I'm about halfway into season 3 and not digging it as much as the first two. The standalone episodes seem especially silly in this season (zombie cops? Angel switching bodies with a horny old man? A guy who turns people into sexist woman beaters by touching them?). This is some pretty lame stuff. They sometimes lead to occasional fun moments (i.e. Possessed Angel making out with Lilah, then freaking her out by inadvertently biting her, which she thinks is just him playing mind games

), but mostly feel like a waste of time.
I feel like the arcs haven't been as consistent this season either. I didn't really like what the show did with Darla after her 'comeback' with Druscilla. The two of them were fascinating together, but once she got pregnant, I started to find her boring. In the episode where all of the sympathy was supposed to be for her, I felt more bad for Lorne having his place blown up twice.
Fortunately, Darla's talk with Angel on the rooftop and her conversation with him in the alley at the end of
"Lullaby" were some of the best stuff she's ever done, and redeemed her pregnancy arc. I just wasn't very into it until that climax. I am curious to see where things go with Angel, the baby, and Holtz, but much of the set up for that situation was a chore to sit through.
I'm also not very engaged by Cordelia's struggles with her visions. I don't really understand why she insists on keeping her visions. I know it's supposed to make us find her heroic, but I think she should have just accepted Groo's offer to take them from her through intercourse. It reminds me of Angel's choice in
"I Will Remember You". A character has an opportunity to have a much happier life (in many ways, the life they've always wanted) and instead they insist on suffering, in order maintain this self-sacrificing tragic hero status. I know Angel explained why he didn't want to become human again, but part of me wishes he'd just stayed the way he was and left the work to Buffy. It felt sort of like an excuse just so he could still have his own show.

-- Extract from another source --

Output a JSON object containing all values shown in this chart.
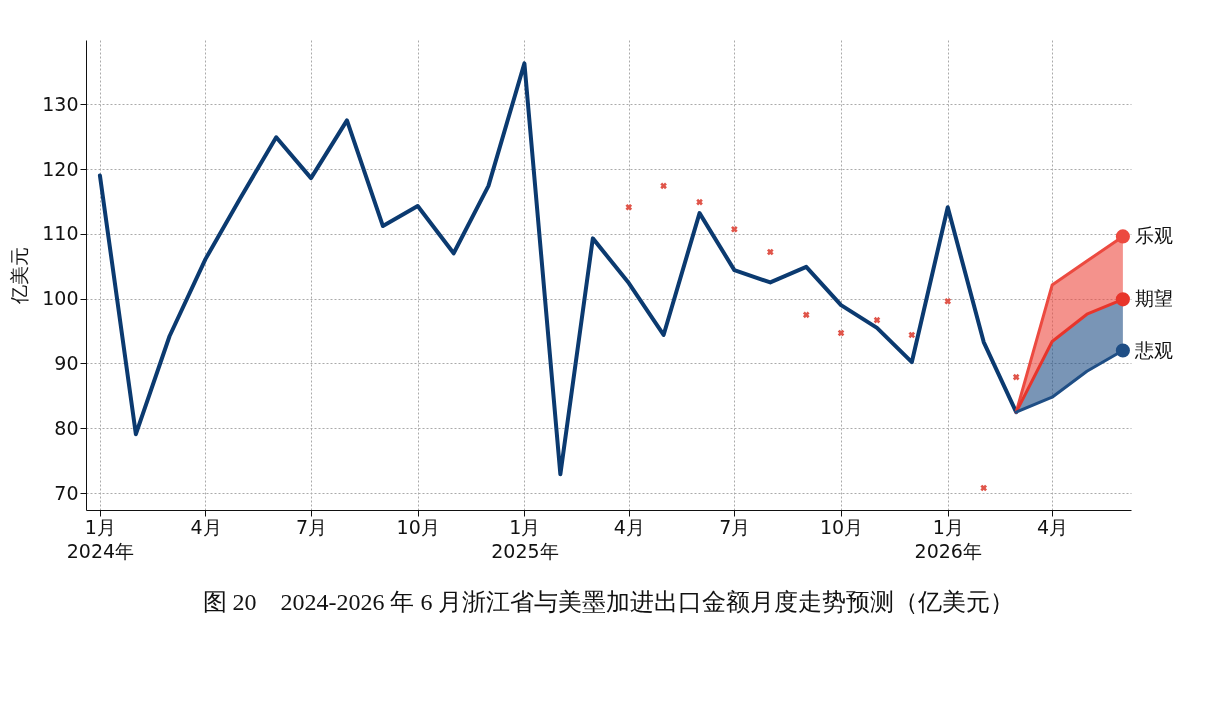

I feel like the show is really trying to force Cordelia into a hero role - another example is her starting to train with Angel so she can fight. Angel seemingly having a crush on her strikes me as belabored too, again, despite the show's many obvious attempts to try to make it feel natural. I can buy Wesley's evolution into a tougher, stronger, more mature character, but I still find Cordelia's unconvincing. She's certainly become much more sympathetic with all the pain she's been put through, but I have trouble not finding her heroism far-fetched.
Maybe I'll just never be able to because she was so far from being a hero in the first place. Wesley always had potential to be a hero, he just used to be more clumsy and out-of-touch. Cordelia started off as a selfish, vain, valley girl stereotype and it feels more like circumstances have forced her to be more humble and less selfish, instead of like she's reached potential she always had, like Wesley.
Another thing I'm getting frustrated with is the constant use of irony in the show. How many episodes start with someone saying something that leads you to believe they're talking to a certain person/dealing with a certain situation, only for the camera to cut back to reveal that they're talking to someone/doing something you couldn't have predicted? It was cute at first, but it's starting to become really tired and stale.
On a more positive note, I'm enjoying the character of Fred a lot. My more objective, cynical side keeps reminding me that she's a rather unoriginal and somewhat cliche character - impossibly cute and sweet innocent-looking mousy/nerdy/brainy girl who is always making big puppy eyes and speaking in an adorably nervous motor-mouthed manner. She's very much in the mold of Ezri Dax, and Whedon's own Willow and Kaylee.
I know all that, but I'm charmed by her anyways. I guess I'm just a sucker for that kind of character.

. I think another reason I like her so much is because Amy Acker plays the role so well. I always get a kick out of Fred's cute, awkward lines, although the joke of her using too many words can be irritating at times.
My favourite episode of the season so far is
"Fredless". My only nitpick with that episode is I didn't like the misdirection with Fred's parents. We kept being lead to believe they were evil (including a bit where her father says,
"Not yet" to her mother - a line that never pays off) and this ends up being another one of those 'screw with audience expectations' cons. Other than that, however, I thought
"Fredless" was just about perfect. I hope the rest of the season has more episodes like that, and fewer episodes with wacky monsters and/or forced Cordelia heroism.